At one point, Watson and Brody were invited to boxer Muhammad Ali’s house, where they spent a day with him.

Several years ago, Watson had the opportunity to confront Bob and Screech after a wildlife park in Georgia closed and was unable to relocate them.

“They are about seven-year-old litter brothers and they come from a park in Georgia,” he explained.

“It was a tourist attraction, and they went bankrupt and before they closed, a friend of mine called me and said, ‘Hey, they have a few cubs that they don’t want.’

“I didn’t pay them, they were given to me. People ask me if I saved them and for me it is an overplayed word.

“I took them, I raised them, and I loved them, and I tried to give them the best life you can give a captive bear – who knows what their fate would be.”

At one point, Watson harbored hopes of releasing Bob and Screech into the wild, but after speaking to experts, he was unwilling to do so.

Watson refuses to label bears as pets because they are top predators that can never be tamed.

Watson refuses to label bears as pets because they are top predators that can never be tamed. “You can train a bear, but you can never tame one,” he added.
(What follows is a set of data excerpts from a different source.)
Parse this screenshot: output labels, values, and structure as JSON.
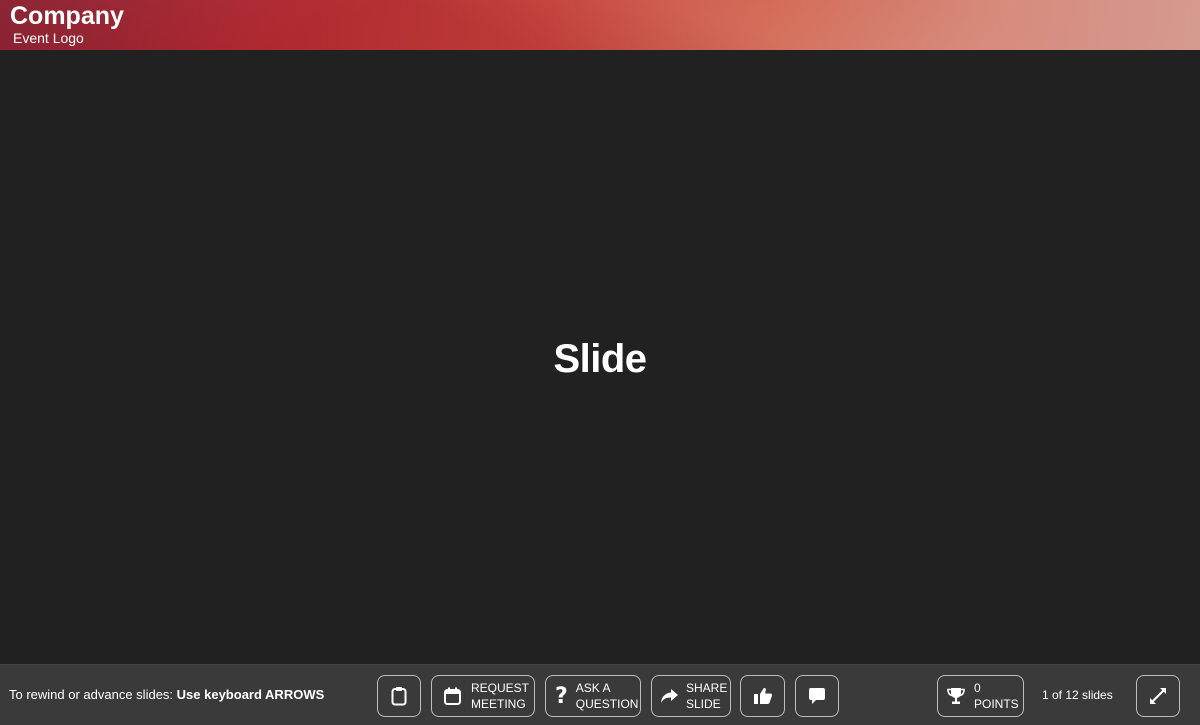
{
  "header": {
    "company": "Company",
    "subtitle": "Event Logo"
  },
  "slide": {
    "title": "Slide"
  },
  "toolbar": {
    "hint_prefix": "To rewind or advance slides: ",
    "hint_bold": "Use keyboard ARROWS",
    "request_meeting": [
      "REQUEST",
      "MEETING"
    ],
    "ask_question": [
      "ASK A",
      "QUESTION"
    ],
    "share_slide": [
      "SHARE",
      "SLIDE"
    ],
    "points_value": "0",
    "points_label": "POINTS",
    "pager": "1 of 12 slides"
  },
  "icons": {
    "clipboard": "clipboard-icon",
    "calendar": "calendar-icon",
    "question": "question-icon",
    "share": "share-arrow-icon",
    "like": "thumbs-up-icon",
    "comment": "comment-icon",
    "trophy": "trophy-icon",
    "fullscreen": "expand-icon"
  },
  "colors": {
    "header_start": "#8c1a2c",
    "header_end": "#d59a8f",
    "stage_bg": "#212121",
    "toolbar_bg": "#3a3a3a"
  }
}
Watson invites tourists to his ranch to see the bears and teach them lessons on how to behave in bear country in hopes of saving humans and bears from getting hurt

Watson invites tourists to his ranch to see the bears and teach them lessons on how to behave in bear country in hopes of saving humans and bears from getting hurt

While Watson says he has made plans for Bob and Screech in case he dies, he has no plans to abandon them and will continue to care for them for as long as possible.

While Watson says he has made plans for Bob and Screech in case he dies, he has no plans to abandon them and will continue to care for them for as long as possible.

Because the couple were hand-raised, they have lost their fear of humans, which means they will regularly approach people and homes, and are likely to be killed.

The only way to break this association would be to inflict pain on bears, so that they associate people with negative feelings and stay away from them, and Watson said he was unwilling. to live it.

Having decided that there was no other viable alternative but to keep the couple, he decided to use them for educational lectures and to teach people how to stay safe in bear country.

“The animal itself can benefit, and people can benefit, so I hope I can save people’s lives – and bears. And that’s where I am now, ”he said.

“People ask me, ‘What does the future hold for Bob and Screech? “. I made arrangements if anything happened to me that they could go somewhere.

“But their future right now is to stay with me.

“I know some people would think it’s unhealthy for them, but once they bond with someone, it’s pretty hard to break that bond.”